Spare Us, Joe Walsh
Former GOP Rep. Joe Walsh has been making noise in recent days about a possible primary challenge to President Donald Trump in 2020.
Trump, Walsh wrote in a New York Times op-ed earlier this month, is not a good leader, but a “racial arsonist who encourages bigotry and xenophobia.”
Walsh should know.
The one-term former House member from Chicago, who now hosts a radio talk show, has a long history of making racist and incendiary comments, particularly about Barack Obama. He falsely accused the former president of being a secret Muslim who hates Israel and regularly questioned his birthplace ― a conspiracy theory also embraced by the current occupant of the Oval Office. Obama, Walsh further argued, only won the 2008 election because he is a “black man who was articulate.”
In 2016, after a police shooting in Dallas, Walsh promised “war” and warned Obama to “watch out,” alleging that he helped get “cops killed.” After the 2015 domestic terror attack in San Bernardino, California, he urged people to “do whatever we can to defeat Islam.” He was also briefly kicked off the air for using racial and ethnic slurs on his radio show.
Then there’s Walsh’s work boosting Trump during the 2016 election ― which he has since renounced as a mistake ― and his explosive Twitter account:
One prominent Never Trump Republican, at least, isn’t buying it.

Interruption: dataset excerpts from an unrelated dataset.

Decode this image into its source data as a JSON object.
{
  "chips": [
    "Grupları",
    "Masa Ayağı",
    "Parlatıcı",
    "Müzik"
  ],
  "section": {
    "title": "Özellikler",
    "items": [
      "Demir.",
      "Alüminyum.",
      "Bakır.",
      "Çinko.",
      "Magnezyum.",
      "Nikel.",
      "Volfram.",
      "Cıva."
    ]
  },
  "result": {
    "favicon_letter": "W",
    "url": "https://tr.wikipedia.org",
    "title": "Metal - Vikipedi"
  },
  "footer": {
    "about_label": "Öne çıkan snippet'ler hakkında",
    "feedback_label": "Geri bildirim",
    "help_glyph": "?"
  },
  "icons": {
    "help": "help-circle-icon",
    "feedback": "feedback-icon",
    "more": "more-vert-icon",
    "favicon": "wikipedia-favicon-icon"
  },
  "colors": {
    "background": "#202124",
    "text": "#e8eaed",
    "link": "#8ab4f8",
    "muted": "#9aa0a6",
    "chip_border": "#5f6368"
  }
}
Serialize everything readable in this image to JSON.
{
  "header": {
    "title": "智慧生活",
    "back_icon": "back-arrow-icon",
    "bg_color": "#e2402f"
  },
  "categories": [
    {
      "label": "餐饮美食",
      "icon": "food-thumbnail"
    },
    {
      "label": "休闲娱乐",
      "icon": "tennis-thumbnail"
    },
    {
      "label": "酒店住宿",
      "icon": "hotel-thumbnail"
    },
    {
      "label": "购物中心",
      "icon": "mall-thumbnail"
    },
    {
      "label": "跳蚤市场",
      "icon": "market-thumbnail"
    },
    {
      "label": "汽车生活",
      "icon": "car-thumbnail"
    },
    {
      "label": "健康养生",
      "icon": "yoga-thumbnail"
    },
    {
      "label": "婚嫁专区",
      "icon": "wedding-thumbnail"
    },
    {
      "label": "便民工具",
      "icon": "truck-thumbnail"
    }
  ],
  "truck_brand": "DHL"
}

“No Republican pushed birther nonsense and jerk store politics more than Joe Walsh. No thanks, Joe. You were Trumpy before Trump,” tweeted Doug Heye, a former communications director at the Republican National Committee.
In his Times op-ed, Walsh apologized for his own rhetoric over the years and for helping to elect Trump in 2016.

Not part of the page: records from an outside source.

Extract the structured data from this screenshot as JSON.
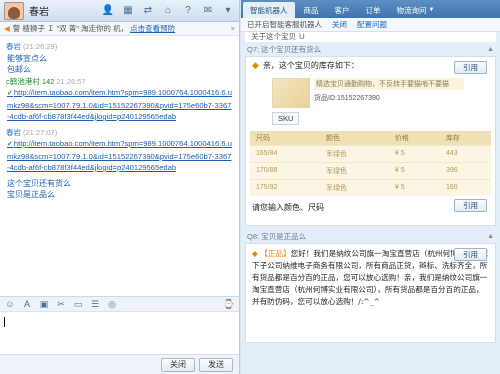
{
  "chat": {
    "contact_name": "春岩",
    "notice": {
      "text": "警 楂狮子 Ｉ \"双 菁\" 淘走你的 机，",
      "link": "点击查看预防",
      "close": "×"
    },
    "messages": [
      {
        "type": "sender",
        "color": "blue",
        "name": "春岩",
        "time": "(21:26:29)"
      },
      {
        "type": "text",
        "text": "能够宣点么"
      },
      {
        "type": "text",
        "text": "包邮么"
      },
      {
        "type": "sender",
        "color": "green",
        "name": "c鹤池港村 142",
        "time": "21:26:57"
      },
      {
        "type": "link",
        "text": "http://item.taobao.com/item.htm?spm=989.1000764.1000416.6.umkz98&scm=1007.79.1.0&id=15152267390&pvid=175e60b7-3367-4cdb-af6f-cb878f3f44ed&jlogid=p240129565edab"
      },
      {
        "type": "gap"
      },
      {
        "type": "sender",
        "color": "blue",
        "name": "春岩",
        "time": "(21:27:07)"
      },
      {
        "type": "link",
        "text": "http://item.taobao.com/item.htm?spm=989.1000764.1000416.6.umkz98&scm=1007.79.1.0&id=15152267390&pvid=175e60b7-3367-4cdb-af6f-cb878f3f44ed&jlogid=p240129565edab"
      },
      {
        "type": "gap"
      },
      {
        "type": "text",
        "text": "这个宝贝还有货么"
      },
      {
        "type": "text",
        "text": "宝贝是正品么"
      }
    ],
    "send_label": "关闭",
    "send2_label": "发送"
  },
  "side": {
    "tabs": [
      {
        "label": "智能机器人",
        "active": true
      },
      {
        "label": "商品",
        "active": false
      },
      {
        "label": "客户",
        "active": false
      },
      {
        "label": "订单",
        "active": false
      },
      {
        "label": "物流询问",
        "active": false,
        "arrow": "▼"
      }
    ],
    "status": {
      "text": "已开启智能客服机器人",
      "close": "关闭",
      "settings": "配置问题"
    },
    "pre_text": "关于这个宝贝 Ｕ",
    "q7": {
      "title": "Q7: 这个宝贝还有货么",
      "question": "亲，这个宝贝的库存如下：",
      "cite": "引用",
      "product_title": "精选宝贝通勤购物，不反转手要猫哨不要猫",
      "product_sku": "货品ID:15152267390",
      "sku_tag": "SKU",
      "table_headers": [
        "尺码",
        "颜色",
        "价格",
        "库存"
      ],
      "rows": [
        [
          "165/84",
          "军绿色",
          "¥ 5",
          "443"
        ],
        [
          "170/88",
          "军绿色",
          "¥ 5",
          "396"
        ],
        [
          "175/92",
          "军绿色",
          "¥ 5",
          "160"
        ]
      ],
      "footer": "请您输入颜色、尺码",
      "footer_cite": "引用"
    },
    "q8": {
      "title": "Q8: 宝贝是正品么",
      "tag": "【正品】",
      "answer": "您好！我们是纳纹公司旗一淘宝直营店（杭州何博实业）旗下子公司纳维电子商务有限公司，所有商品正货，辫标、洗标齐全，所有货品都是百分百的正品，您可以放心选购！亲，我们是纳纹公司旗一淘宝直营店（杭州何博实业有限公司），所有货品都是百分百的正品，并有防伪码，您可以放心选购！/:^_^",
      "cite": "引用"
    }
  }
}
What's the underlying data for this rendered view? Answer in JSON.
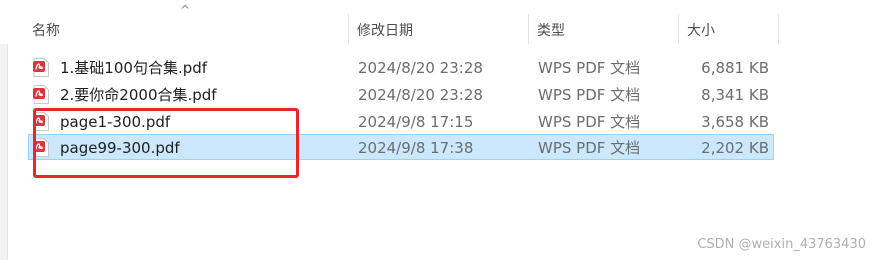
{
  "columns": {
    "name": "名称",
    "date": "修改日期",
    "type": "类型",
    "size": "大小"
  },
  "sort_indicator": "^",
  "files": [
    {
      "name": "1.基础100句合集.pdf",
      "date": "2024/8/20 23:28",
      "type": "WPS PDF 文档",
      "size": "6,881 KB",
      "icon": "pdf-file-icon",
      "selected": false
    },
    {
      "name": "2.要你命2000合集.pdf",
      "date": "2024/8/20 23:28",
      "type": "WPS PDF 文档",
      "size": "8,341 KB",
      "icon": "pdf-file-icon",
      "selected": false
    },
    {
      "name": "page1-300.pdf",
      "date": "2024/9/8 17:15",
      "type": "WPS PDF 文档",
      "size": "3,658 KB",
      "icon": "pdf-file-icon",
      "selected": false
    },
    {
      "name": "page99-300.pdf",
      "date": "2024/9/8 17:38",
      "type": "WPS PDF 文档",
      "size": "2,202 KB",
      "icon": "pdf-file-icon",
      "selected": true
    }
  ],
  "annotation": {
    "color": "#e8262b"
  },
  "watermark": "CSDN @weixin_43763430",
  "colors": {
    "selection_bg": "#cce8ff",
    "selection_border": "#99d1ff",
    "pdf_icon_red": "#d9363e"
  }
}
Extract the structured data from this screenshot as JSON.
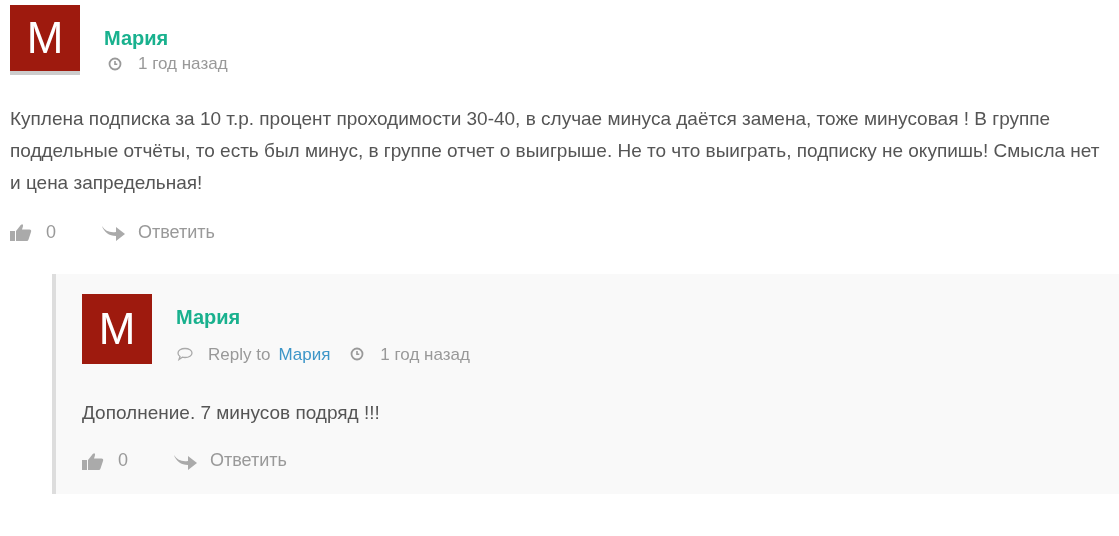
{
  "comments": [
    {
      "avatar": "M",
      "author": "Мария",
      "time": "1 год назад",
      "body": "Куплена подписка за 10 т.р. процент проходимости 30-40, в случае минуса даётся замена, тоже минусовая ! В группе поддельные отчёты, то есть был минус, в группе отчет о выигрыше. Не то что выиграть, подписку не окупишь! Смысла нет и цена запредельная!",
      "likes": "0",
      "reply": "Ответить",
      "children": [
        {
          "avatar": "M",
          "author": "Мария",
          "reply_to_label": "Reply to",
          "reply_to": "Мария",
          "time": "1 год назад",
          "body": "Дополнение. 7 минусов подряд !!!",
          "likes": "0",
          "reply": "Ответить"
        }
      ]
    }
  ]
}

In Mr. Trump, I see the worst and ugliest iteration of views I expressed for the better part of a decade. To be sure, I’ve had my share of controversy. On more than one occasion, I questioned Mr. Obama’s truthfulness about his religion. At times, I expressed hate for my political opponents. We now see where this can lead. There’s no place in our politics for personal attacks like that, and I regret making them.
If Walsh does throw his hat in the ring, he’ll be the second Republican to mount a primary challenge against Trump, joining former Massachusetts Gov. Bill Weld. (Former South Carolina GOP Rep. Mark Sanford is also considering jumping into the race.)
Walsh argued Thursday that the president is vulnerable on issues important to conservatives, like the deficit and spending, free trade, and the use of executive power.
“It’s his poor record that makes him most worthy of a primary challenge,” as Walsh said during an interview with CNN.
“The only way you primary Donald Trump and beat him is to expose him for the con man he is,” he added, arguing Trump can be defeated by a challenger who can “make the moral case” against him.